Pioneiro da música sacra no Brasil, padre Zezinho critica igrejas que prometem milagres e diz que sacerdotes não podem ser artistas

Por Maria Clara Vieira
Atualizado em 13 out 2017, 16h58 - Publicado em 13 out 2017, 10h07

O nome do padre Zezinho pode não ser mais tão familiar aos 128 milhões de católicos do Brasil, mas sua assinatura continua dominando o universo da música sacra. Autor de mais de 1700 canções e 90 livros, o José Fernandes de Oliveira, de 76 anos, é considerado o pioneiro do gênero no Brasil e mentor da grande maioria das estrelas do meio. Suas canções já foram regravadas pelos padres Marcelo Rossi, Fábio de Melo e Reginaldo Manzotti, além de ganharem versões nas vozes de Luan Santana, Zeca Baleiro e Roberto Carlos.

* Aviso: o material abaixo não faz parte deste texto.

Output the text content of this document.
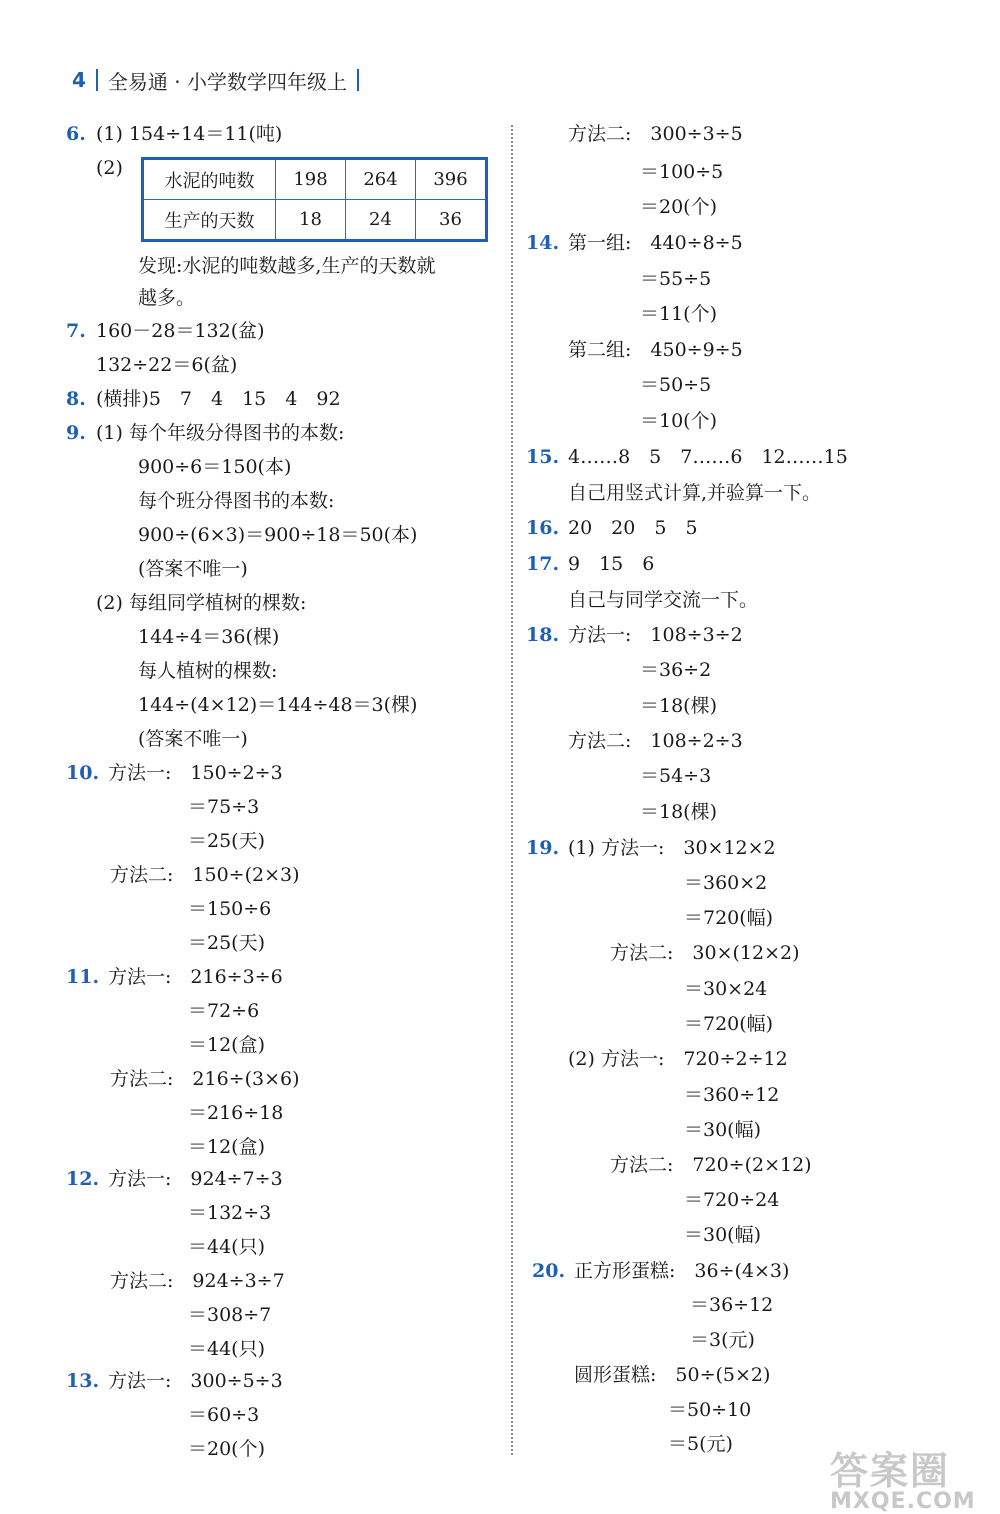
4 全易通 · 小学数学四年级上
6. (1) 154÷14＝11(吨)
(2)
发现:水泥的吨数越多,生产的天数就
越多。
7. 160－28＝132(盆)
132÷22＝6(盆)
8. (横排)5　7　4　15　4　92
9. (1) 每个年级分得图书的本数:
900÷6＝150(本)
每个班分得图书的本数:
900÷(6×3)＝900÷18＝50(本)
(答案不唯一)
(2) 每组同学植树的棵数:
144÷4＝36(棵)
每人植树的棵数:
144÷(4×12)＝144÷48＝3(棵)
(答案不唯一)
10. 方法一:　150÷2÷3
＝75÷3
＝25(天)
方法二:　150÷(2×3)
＝150÷6
＝25(天)
11. 方法一:　216÷3÷6
＝72÷6
＝12(盒)
方法二:　216÷(3×6)
＝216÷18
＝12(盒)
12. 方法一:　924÷7÷3
＝132÷3
＝44(只)
方法二:　924÷3÷7
＝308÷7
＝44(只)
13. 方法一:　300÷5÷3
＝60÷3
＝20(个)
方法二:　300÷3÷5
＝100÷5
＝20(个)
14. 第一组:　440÷8÷5
＝55÷5
＝11(个)
第二组:　450÷9÷5
＝50÷5
＝10(个)
15. 4……8　5　7……6　12……15
自己用竖式计算,并验算一下。
16. 20　20　5　5
17. 9　15　6
自己与同学交流一下。
18. 方法一:　108÷3÷2
＝36÷2
＝18(棵)
方法二:　108÷2÷3
＝54÷3
＝18(棵)
19. (1) 方法一:　30×12×2
＝360×2
＝720(幅)
方法二:　30×(12×2)
＝30×24
＝720(幅)
(2) 方法一:　720÷2÷12
＝360÷12
＝30(幅)
方法二:　720÷(2×12)
＝720÷24
＝30(幅)
20. 正方形蛋糕:　36÷(4×3)
＝36÷12
＝3(元)
圆形蛋糕:　50÷(5×2)
＝50÷10
＝5(元)
水泥的吨数	198	264	396
生产的天数	18	24	36
答案圈
MXQE.COM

Apesar dos anos longe dos palcos devido à recuperação de um AVC, sofrido em 2012, a agenda do padre Zezinho continua lotada. Devido às mais de cinco décadas de experiência no trabalho com jovens, foi convidado para participar de um seminário no Vaticano em preparação para o próximo Sínodo dos Bispos, cujo tema será o diálogo entre a Igreja Católica e a juventude. Na última quarta-feira (11), ele esteve em Aparecida, onde participou de um show ao lado de padres e artistas católicos em homenagem aos 300 anos da imagem. No dia seguinte à apresentação, padre Zezinho falou a VEJA sobre o cenário da música sacra no país, a concorrência com os evangélicos e o futuro da Igreja. Abaixo, os principais trechos da conversa.

O senhor foi um dos primeiros padres católicos a fazer muito sucesso com música no Brasil. Qual é o limite entre ser sacerdote e ser celebridade? Esse é um assunto que todos nós, padres cantores, precisamos resolver. O Papa Francisco já deixou muito claro que não quer padres artistas. O padre tem que ter “cheiro” de ovelha, tem que andar misturado ao povo. Tanto que, nos meus shows, eu sempre descia junto à multidão e pedia que não me agarrassem. O povo sempre me respeitava. Agora, se o padre sobe no palco e depois some num carro cheio de guarda-costas e não fala com o povo, é um artista.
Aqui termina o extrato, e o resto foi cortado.